The Union has a lot of work to do with regard to ensuring the safety of its female members, Louise (not her real name) agrees. She acknowledges that the bar staff at the Union are trained to recognise Ask for Angela, and informs me that there are anti-spiking drinks covers available, but thinks that “they’re not promoted enough for people to know about them.” 

Louise goes on to say that she has been told by higher-ups at the Union that the lack of promotion of anti-spiking measures is a deliberate choice to avoid bad publicity, and tells me that she heard this justified by fears that “if they advertise that they have anti-spiking drinks covers, it will make people think that spiking is something that happens there.” 

On other occasions, though, the view of my interviewees is unanimous. Almost every woman I interviewed explicitly stated, or at least alluded to, experiences of slut-shaming in the Union and beyond. Alex tells me that people within the society, spurred on by other public student forums, accused her of “sleeping with half the committee in order to get places,” a sentiment echoed by several other anonymous interviewees.

The Union has come under fire in the past for inviting inflammatory speakers, such as gender critical feminist Kathleen Stock, and anti-abortion political commentator Ben Shapiro. I was curious to know what the women at the centre of the Union thought about how these invitations coincide with its  commitment to inclusivity.

For Neha, it’s all about balance: she emphasises her team’s dedication to creating a varied term card, with a “broad range of speakers.” She points to LGBTQ+ rights activists Sandi Toksvig and India Willoughby, who “spoke about her experiences being a trans woman in Britain,” as examples of invitees who counteract Ben Shapiro’s presence. 

"It'll take a culture shift"

Equalities Officer for Lent term, Anoushka Kale, agrees. She expresses that she understands why women “might feel like ‘this place is not for me’ if someone who has made overtly misogynistic comments speaks at the Union,” but concurs that this can be avoided by also inviting speakers who empower and uplift women. Anoushka voices her disappointment that there is “disproportionate attention given to certain names.” 


Mountain View

Neha Pauly wins Union presidency by narrow margin

Alex believes that inviting potentially inflammatory speakers is not only compatible with the goal of representation, but is in fact essential for it: “There are men with the mindsets of Shapiro and Peterson existing alongside us every single day [...] Acting like they do not exist is reckless.”

While these students see encouraging debate as the key to a more balanced Union, one former committee member told me that “it’ll take a culture shift” to address deeper inequalities. Such problems “start from the top,” she says, in a society which enables “blatant misogynists [to sit] in the chair,” and where things are “[let] slide because the person is your boss or your friend”.

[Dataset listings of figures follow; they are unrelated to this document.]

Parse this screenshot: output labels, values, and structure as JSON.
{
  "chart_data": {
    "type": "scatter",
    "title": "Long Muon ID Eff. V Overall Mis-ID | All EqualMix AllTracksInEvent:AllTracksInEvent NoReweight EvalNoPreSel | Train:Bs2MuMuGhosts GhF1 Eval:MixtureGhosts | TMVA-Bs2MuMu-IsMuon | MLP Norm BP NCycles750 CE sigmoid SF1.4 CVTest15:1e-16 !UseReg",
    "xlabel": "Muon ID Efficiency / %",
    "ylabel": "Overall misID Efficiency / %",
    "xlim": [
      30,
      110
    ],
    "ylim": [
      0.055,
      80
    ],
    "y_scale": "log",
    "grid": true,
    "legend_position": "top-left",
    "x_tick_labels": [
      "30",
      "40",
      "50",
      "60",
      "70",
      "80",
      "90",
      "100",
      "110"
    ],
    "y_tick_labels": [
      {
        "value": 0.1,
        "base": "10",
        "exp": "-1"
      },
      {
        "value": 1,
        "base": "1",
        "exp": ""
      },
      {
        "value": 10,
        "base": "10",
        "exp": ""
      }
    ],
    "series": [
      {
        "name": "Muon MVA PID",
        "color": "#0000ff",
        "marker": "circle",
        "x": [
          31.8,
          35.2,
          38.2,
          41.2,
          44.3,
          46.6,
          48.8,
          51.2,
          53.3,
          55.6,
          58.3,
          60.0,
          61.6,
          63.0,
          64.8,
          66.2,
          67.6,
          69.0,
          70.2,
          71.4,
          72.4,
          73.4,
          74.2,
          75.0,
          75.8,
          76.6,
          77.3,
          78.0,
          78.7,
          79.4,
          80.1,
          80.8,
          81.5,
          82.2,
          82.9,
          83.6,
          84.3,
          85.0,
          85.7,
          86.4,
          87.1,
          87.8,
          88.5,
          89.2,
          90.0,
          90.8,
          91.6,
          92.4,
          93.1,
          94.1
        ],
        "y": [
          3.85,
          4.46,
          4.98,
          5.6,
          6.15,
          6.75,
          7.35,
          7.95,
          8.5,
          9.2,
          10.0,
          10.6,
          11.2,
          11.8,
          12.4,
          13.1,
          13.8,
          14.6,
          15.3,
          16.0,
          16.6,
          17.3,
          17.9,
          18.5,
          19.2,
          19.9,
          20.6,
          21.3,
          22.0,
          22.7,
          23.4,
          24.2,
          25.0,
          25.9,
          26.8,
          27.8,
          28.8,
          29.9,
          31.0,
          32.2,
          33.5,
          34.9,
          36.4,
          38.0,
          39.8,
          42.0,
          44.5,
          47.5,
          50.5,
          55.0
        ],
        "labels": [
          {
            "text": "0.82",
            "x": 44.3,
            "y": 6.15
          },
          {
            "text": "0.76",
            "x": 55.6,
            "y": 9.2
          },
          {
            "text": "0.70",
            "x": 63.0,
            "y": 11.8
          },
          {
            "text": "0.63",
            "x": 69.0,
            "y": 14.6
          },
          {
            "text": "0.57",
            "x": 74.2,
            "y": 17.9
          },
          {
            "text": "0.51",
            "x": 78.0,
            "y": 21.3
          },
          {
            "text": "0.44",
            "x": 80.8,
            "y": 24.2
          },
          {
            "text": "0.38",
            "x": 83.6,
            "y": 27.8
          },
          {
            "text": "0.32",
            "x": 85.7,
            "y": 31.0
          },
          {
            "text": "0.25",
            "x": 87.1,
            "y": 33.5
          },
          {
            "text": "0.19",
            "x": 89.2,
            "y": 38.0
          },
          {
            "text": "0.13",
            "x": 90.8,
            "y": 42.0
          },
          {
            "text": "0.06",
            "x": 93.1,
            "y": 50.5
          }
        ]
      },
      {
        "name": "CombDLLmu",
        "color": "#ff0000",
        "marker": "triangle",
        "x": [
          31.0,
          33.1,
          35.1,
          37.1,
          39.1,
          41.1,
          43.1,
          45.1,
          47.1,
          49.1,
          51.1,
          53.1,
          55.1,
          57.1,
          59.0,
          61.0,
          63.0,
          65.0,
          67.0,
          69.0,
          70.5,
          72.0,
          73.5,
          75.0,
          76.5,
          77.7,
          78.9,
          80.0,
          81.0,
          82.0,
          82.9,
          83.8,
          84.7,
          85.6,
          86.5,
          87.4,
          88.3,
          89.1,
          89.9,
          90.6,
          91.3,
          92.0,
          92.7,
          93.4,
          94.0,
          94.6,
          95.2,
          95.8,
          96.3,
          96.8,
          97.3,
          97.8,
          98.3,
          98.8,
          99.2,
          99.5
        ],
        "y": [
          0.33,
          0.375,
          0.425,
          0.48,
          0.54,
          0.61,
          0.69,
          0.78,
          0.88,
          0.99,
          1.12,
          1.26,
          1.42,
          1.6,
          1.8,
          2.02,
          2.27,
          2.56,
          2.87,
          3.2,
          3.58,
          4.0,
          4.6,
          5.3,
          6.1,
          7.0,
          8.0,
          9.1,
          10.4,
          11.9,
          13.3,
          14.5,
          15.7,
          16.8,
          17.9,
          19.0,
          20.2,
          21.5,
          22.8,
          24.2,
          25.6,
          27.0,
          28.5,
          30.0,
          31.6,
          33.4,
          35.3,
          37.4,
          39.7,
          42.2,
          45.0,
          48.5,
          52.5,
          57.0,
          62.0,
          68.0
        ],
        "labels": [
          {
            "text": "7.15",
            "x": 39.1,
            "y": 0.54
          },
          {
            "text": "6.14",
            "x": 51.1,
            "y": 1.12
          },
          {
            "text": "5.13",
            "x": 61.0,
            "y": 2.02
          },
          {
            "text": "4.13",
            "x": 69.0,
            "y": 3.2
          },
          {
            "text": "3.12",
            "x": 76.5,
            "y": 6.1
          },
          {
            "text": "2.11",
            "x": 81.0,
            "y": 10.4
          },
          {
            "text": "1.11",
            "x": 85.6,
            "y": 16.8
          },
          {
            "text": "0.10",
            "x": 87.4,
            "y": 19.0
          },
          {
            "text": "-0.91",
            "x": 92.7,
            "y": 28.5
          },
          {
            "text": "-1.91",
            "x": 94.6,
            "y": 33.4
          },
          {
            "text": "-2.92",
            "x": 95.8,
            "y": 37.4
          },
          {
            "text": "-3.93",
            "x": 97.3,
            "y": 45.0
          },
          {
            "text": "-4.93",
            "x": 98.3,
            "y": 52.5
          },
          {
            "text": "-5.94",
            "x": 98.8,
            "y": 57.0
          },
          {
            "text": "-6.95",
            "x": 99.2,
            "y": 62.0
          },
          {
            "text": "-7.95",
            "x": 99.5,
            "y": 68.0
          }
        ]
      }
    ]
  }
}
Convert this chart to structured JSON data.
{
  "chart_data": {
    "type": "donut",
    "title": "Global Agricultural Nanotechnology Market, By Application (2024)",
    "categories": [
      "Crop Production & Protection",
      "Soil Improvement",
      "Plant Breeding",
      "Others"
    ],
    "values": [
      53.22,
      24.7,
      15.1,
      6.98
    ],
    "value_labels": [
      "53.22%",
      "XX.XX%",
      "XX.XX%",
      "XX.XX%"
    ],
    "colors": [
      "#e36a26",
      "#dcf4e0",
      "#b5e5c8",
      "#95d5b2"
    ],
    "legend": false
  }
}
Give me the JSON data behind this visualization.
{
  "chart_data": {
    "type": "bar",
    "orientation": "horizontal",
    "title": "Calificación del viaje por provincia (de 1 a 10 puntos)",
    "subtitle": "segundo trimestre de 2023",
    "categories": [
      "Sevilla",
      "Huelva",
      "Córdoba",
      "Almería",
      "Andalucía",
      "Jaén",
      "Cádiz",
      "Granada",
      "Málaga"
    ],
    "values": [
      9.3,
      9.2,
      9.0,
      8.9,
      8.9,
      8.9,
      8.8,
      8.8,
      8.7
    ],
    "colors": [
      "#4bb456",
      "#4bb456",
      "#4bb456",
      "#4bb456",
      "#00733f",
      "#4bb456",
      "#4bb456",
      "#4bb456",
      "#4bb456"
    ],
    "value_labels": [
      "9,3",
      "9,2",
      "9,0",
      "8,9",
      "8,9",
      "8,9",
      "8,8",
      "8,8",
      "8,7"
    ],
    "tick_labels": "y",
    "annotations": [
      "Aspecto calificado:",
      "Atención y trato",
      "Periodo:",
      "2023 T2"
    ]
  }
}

A spokesperson for the Union told Varsity: "Misogyny has no place in our society," though they "acknowledge that the Union has historically been a male dominated space, and are committed to supporting women's participation". On the claims that their bullying and harassment policies aren't tight enough, the Union commented: "We have a clear policy for dealing with formal complaints outlined in the code of conduct laws of our constitution; this includes the provision that claims can be investigated by our independent Review Committee."

They continued: "We are an accredited Purple Flag venue and follow the Cambridge BID guidelines on spiking [...] Drink spiking covers are available from all bar staff, as advertised on posters throughout the building."